The Mazda2 is really well suited to new, inexperienced drivers, too, the lane departure warning system, hill hold assist and smart city brake support keeping you safe, along with plenty of airbags. The speed limiter is a cinch to use and will save you exceeding the limit, the i-stop system means it’s pretty difficult to stall it and decent visibility out of all the windows means it’s easy to park. The Mazda2’s turning circle is amazingly compact, meaning it’s effortless to manoeuvre in tight car parks, driveways and narrow side streets. Even the wing mirrors are nice and large, making motorway driving that little bit less daunting, and the dashboard tells you the best gear to be in, helping you drive more smoothly and economically.
Priced at a very appealing £15,045, including Bluetooth, DAB radio, CD player, two USB ports and an Aux input, a 7-inch infotainment screen and all the other kit I’ve mentioned, it’s not going to break the bank – relatively speaking, anyway. The Mazda2 doesn’t guzzle fuel, either, averaging around 56mpg in real life. Replacing 15R eco’ tyres is obviously going to work out a little cheaper than if it had larger wheels, insurance group 15 for the 90PS is about the same as a comparable Fiesta, and band B road tax and 105g emissions mean you pay nothing for the first year and then £20 yearly after that. Only a tyre repair kit is provided, not an actual tyre, but those new to driving would probably want to wait til an orange or yellow van pulls up, anyway.

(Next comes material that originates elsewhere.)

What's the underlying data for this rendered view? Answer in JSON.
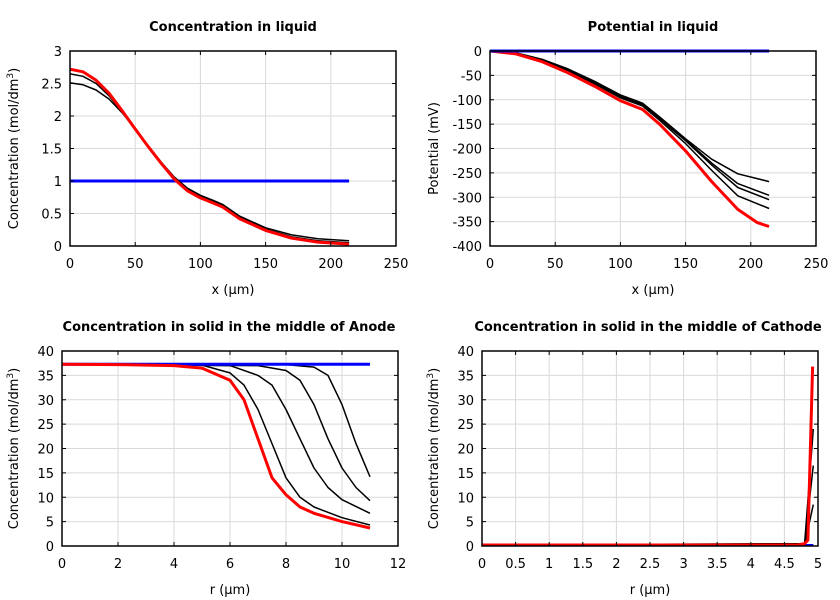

Now you know how stylish, well-built, practical, safe, driver-focussed and downright fun the new Mazda2 is, it’s upto you whether you’ll be gutsy enough to occasionally decline giving a lift and restrained enough not to randomly leap off the couch and go for a drive whenever the urge arises. Saying it’s a tough segment of the car market to be in is an understatement, with loads of great cars to choose from – but for now, the Mazda2 has jumped to the top of my list.